The equity market remains valued at nearly double its historical norms on reliable measures of valuation (though numerous unreliable alternatives can be sought if one seeks comfort rather than reliability). The same measures that indicated that the S&P 500 was priced in 2009 to achieve 10-14% annual total returns over the next decade presently indicate estimated 10-year nominal total returns of only about 2.7% annually. That’s up from about 2.3% annually last week, which is about the impact that a 4% market decline would be expected to have on 10-year expected returns. I should note that sentiment remains wildly bullish (55% bulls to 19% bears, record margin debt, heavy IPO issuance, record “covenant lite” debt issuance), and fear as measured by option volatilities is still quite contained, but “tail risk” as measured by option skew remains elevated. In all, the recent pullback is nowhere near the scale that should be considered material. What’s material is the extent of present market overvaluation, and the continuing breakdown in market internals we’re observing. Remember – most market tops are not a moment but a process. Plunges and spikes of several percent in either direction are typically forgettable and irrelevant in the context of the fluctuations that occur over the complete cycle.

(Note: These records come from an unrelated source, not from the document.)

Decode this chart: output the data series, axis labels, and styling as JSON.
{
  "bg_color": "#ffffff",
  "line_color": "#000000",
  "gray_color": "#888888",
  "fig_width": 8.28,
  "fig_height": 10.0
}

The Iron Law of Valuation is that every security is a claim on an expected stream of future cash flows, and given that expected stream of future cash flows, the current price of the security moves opposite to the expected future return on that security. Particularly at market peaks, investors seem to believe that regardless of the extent of the preceding advance, future returns remain entirely unaffected. The repeated eagerness of investors to extrapolate returns and ignore the Iron Law of Valuation has been the source of the deepest losses in history.

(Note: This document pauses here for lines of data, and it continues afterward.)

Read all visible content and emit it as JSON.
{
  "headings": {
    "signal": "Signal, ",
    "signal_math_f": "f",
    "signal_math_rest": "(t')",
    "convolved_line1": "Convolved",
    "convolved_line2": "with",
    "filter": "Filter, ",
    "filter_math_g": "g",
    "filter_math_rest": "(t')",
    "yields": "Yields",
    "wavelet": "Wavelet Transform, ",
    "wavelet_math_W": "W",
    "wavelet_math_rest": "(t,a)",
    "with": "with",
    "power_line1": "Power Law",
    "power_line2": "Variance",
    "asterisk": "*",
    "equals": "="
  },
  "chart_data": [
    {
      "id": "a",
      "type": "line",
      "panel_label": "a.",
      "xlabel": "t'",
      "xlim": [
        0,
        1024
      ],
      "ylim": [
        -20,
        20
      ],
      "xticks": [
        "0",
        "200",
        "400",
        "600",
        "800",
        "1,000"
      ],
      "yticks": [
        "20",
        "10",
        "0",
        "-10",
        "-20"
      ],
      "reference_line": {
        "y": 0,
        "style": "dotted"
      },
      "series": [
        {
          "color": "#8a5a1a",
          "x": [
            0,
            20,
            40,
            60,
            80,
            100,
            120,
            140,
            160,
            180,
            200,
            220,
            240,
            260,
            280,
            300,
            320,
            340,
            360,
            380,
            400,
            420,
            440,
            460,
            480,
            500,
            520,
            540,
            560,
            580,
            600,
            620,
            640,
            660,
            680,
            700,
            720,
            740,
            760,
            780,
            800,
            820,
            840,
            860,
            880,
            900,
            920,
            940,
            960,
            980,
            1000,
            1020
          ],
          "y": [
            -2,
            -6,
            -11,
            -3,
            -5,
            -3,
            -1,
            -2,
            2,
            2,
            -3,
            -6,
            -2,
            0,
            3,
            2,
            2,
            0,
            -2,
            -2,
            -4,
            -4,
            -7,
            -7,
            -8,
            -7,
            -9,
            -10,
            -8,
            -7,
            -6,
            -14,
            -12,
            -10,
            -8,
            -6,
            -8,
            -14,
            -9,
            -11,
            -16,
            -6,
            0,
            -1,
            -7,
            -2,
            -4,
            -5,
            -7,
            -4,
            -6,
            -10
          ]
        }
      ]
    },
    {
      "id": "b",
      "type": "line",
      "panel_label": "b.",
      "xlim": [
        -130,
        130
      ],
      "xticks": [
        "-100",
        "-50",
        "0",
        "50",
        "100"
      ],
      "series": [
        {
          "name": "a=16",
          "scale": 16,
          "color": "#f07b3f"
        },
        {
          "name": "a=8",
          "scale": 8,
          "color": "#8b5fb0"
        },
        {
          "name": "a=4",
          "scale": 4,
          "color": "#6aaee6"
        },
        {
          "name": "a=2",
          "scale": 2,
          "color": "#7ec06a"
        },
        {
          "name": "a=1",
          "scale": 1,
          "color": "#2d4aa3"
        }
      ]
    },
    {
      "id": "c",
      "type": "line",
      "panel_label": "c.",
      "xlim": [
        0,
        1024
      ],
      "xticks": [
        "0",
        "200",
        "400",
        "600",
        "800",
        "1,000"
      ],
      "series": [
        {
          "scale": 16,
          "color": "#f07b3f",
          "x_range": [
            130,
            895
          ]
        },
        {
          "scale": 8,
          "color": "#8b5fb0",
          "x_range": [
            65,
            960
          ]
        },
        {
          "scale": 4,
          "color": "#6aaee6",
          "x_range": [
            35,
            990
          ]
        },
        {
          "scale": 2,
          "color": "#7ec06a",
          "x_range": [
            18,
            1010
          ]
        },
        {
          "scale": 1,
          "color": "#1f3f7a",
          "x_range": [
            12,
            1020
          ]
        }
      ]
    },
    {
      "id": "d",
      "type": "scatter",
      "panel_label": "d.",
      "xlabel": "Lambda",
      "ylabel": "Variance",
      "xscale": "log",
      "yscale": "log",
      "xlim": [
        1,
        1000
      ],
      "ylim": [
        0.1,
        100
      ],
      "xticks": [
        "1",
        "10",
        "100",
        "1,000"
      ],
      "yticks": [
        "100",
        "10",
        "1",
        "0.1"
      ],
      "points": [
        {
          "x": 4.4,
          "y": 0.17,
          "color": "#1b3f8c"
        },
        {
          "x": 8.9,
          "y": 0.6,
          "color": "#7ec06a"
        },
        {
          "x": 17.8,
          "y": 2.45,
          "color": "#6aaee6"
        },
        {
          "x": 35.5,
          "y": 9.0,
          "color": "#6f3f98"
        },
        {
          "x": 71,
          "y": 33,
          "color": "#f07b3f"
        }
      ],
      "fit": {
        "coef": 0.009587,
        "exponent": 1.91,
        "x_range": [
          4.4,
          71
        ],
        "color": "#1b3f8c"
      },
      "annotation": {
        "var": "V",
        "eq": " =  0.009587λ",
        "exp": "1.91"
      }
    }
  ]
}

A corollary to the Iron Law of Valuation is that one can only reliably use a “price/X” multiple to value stocks if “X” is a sufficient statistic for the very long-term stream of cash flows that stocks are likely to deliver into the hands of investors for decades to come. Not just next year, not just 10 years from now, but as long as the security is likely to exist. Now, X doesn’t have to be equal to those long-term cash flows – only proportional to them over time (every constant-growth rate valuation model relies on that quality). If X is a sufficient statistic for the stream of future cash flows, then the price/X ratio becomes informative about future returns. A good way to test a valuation measure is to check whether variations in the price/X multiple are closely related to actual subsequent returns in the security over a horizon of 7-10 years.